May 2011 Archives

mantle crashed

| | Comments (1)
Today mantle crashed today and stopped in the bios with the error "HT Link SYNC Error". It booted up normally after power cycling, and we have emailed Supermicro to investigate this error. When we know everybody is back up and things are all ok again, we will upate this post. Thanks, and email support@prgmr.com if you are still having trouble.

ipv6 routing move

| | Comments (0)
Tonight I moved the ipv6 routing to our newer software router, as we did with ipv4 last Thursday. It looks like its working. Email support@prgmr.com and let us know if you are having any trouble. Thanks!

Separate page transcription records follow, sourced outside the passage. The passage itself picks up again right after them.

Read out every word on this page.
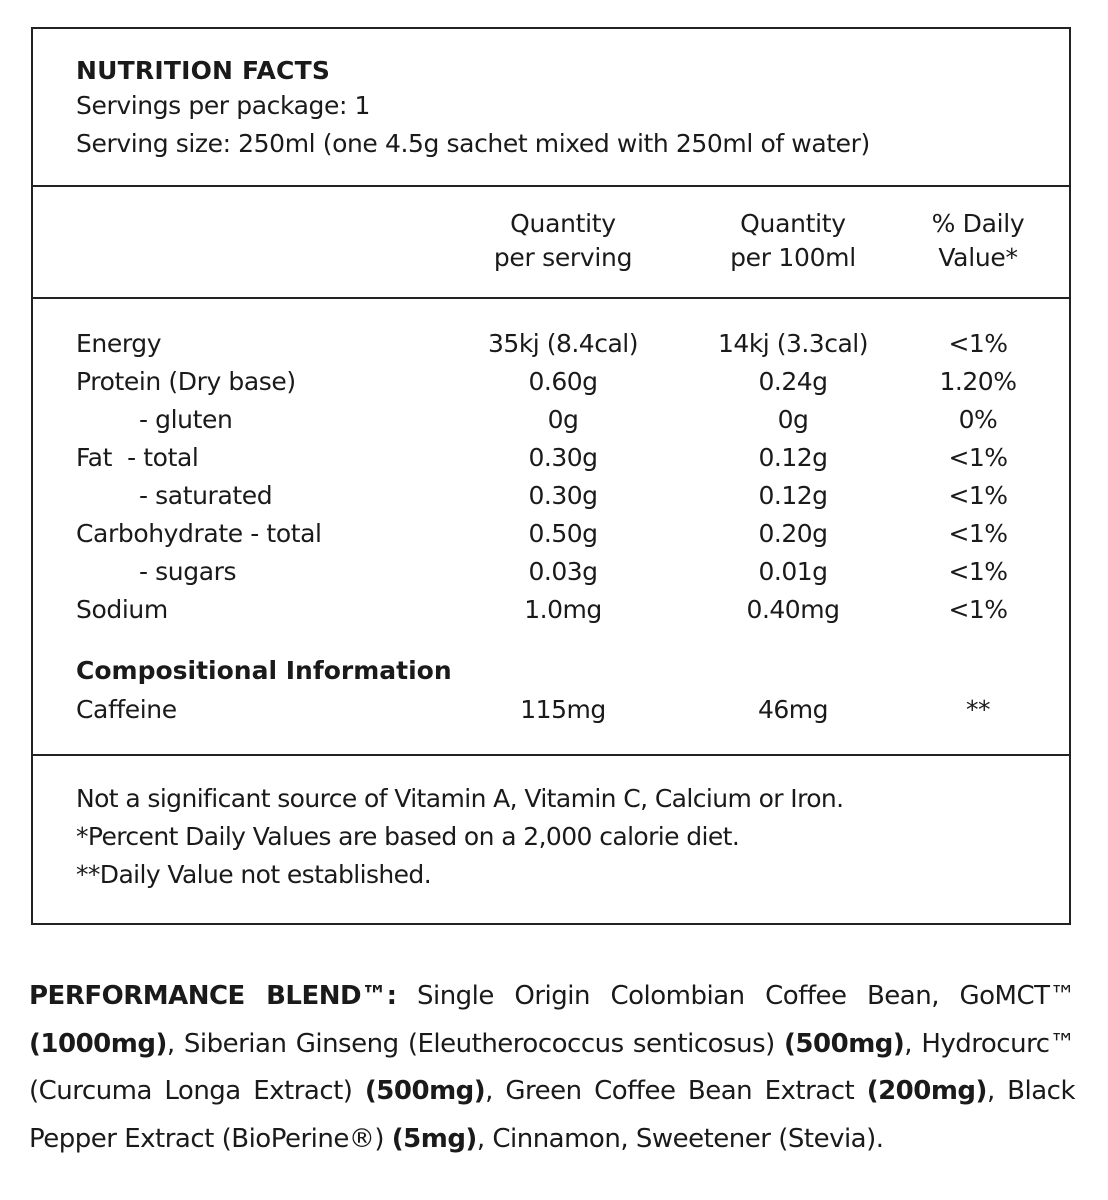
NUTRITION FACTS
Servings per package: 1
Serving size: 250ml (one 4.5g sachet mixed with 250ml of water)
Quantity
per serving
Quantity
per 100ml
% Daily
Value*
Energy	35kj (8.4cal)	14kj (3.3cal)	<1%
Protein (Dry base)	0.60g	0.24g	1.20%
- gluten	0g	0g	0%
Fat  - total	0.30g	0.12g	<1%
- saturated	0.30g	0.12g	<1%
Carbohydrate - total	0.50g	0.20g	<1%
- sugars	0.03g	0.01g	<1%
Sodium	1.0mg	0.40mg	<1%
Compositional Information
Caffeine	115mg	46mg	**
Not a significant source of Vitamin A, Vitamin C, Calcium or Iron.
*Percent Daily Values are based on a 2,000 calorie diet.
**Daily Value not established.
PERFORMANCE BLEND™: Single Origin Colombian Coffee Bean, GoMCT™ (1000mg), Siberian Ginseng (Eleutherococcus senticosus) (500mg), Hydrocurc™ (Curcuma Longa Extract) (500mg), Green Coffee Bean Extract (200mg), Black Pepper Extract (BioPerine®) (5mg), Cinnamon, Sweetener (Stevia).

bug: soft lockup on cauldron

| | Comments (0)
cauldron hung around the same time that our router started having huge packet loss.    it's coming  back up now.  


network problems at svtix

| | Comments (3)
After the problems with packet loss that started during the server move, we moved the routing from our hp layer 3 switch to our linux router we were using for bgp. It helped alot, but it has realtek ethernet chipsets (supermicro X7SLA motherboard) that are also starting to have problems. Earlier this week we noticed the kernel saying "
[891920.491578] NETDEV WATCHDOG: eth0: transmit timed out
[891920.516542] r8169: eth0: link up
" about every 20 minutes. At about 10:30 this morning it started to do that every few minutes and there is much higher packet loss to the linux router starting at the same time. 

We've been planning to setup another dedicated pc router with intel chipsets (supermicro X7SBL) this week, so that should be ready today. Hopefully it will fix things enough so we can work more on moving the rest of the xen servers to market post tower which should also help decrease the network load.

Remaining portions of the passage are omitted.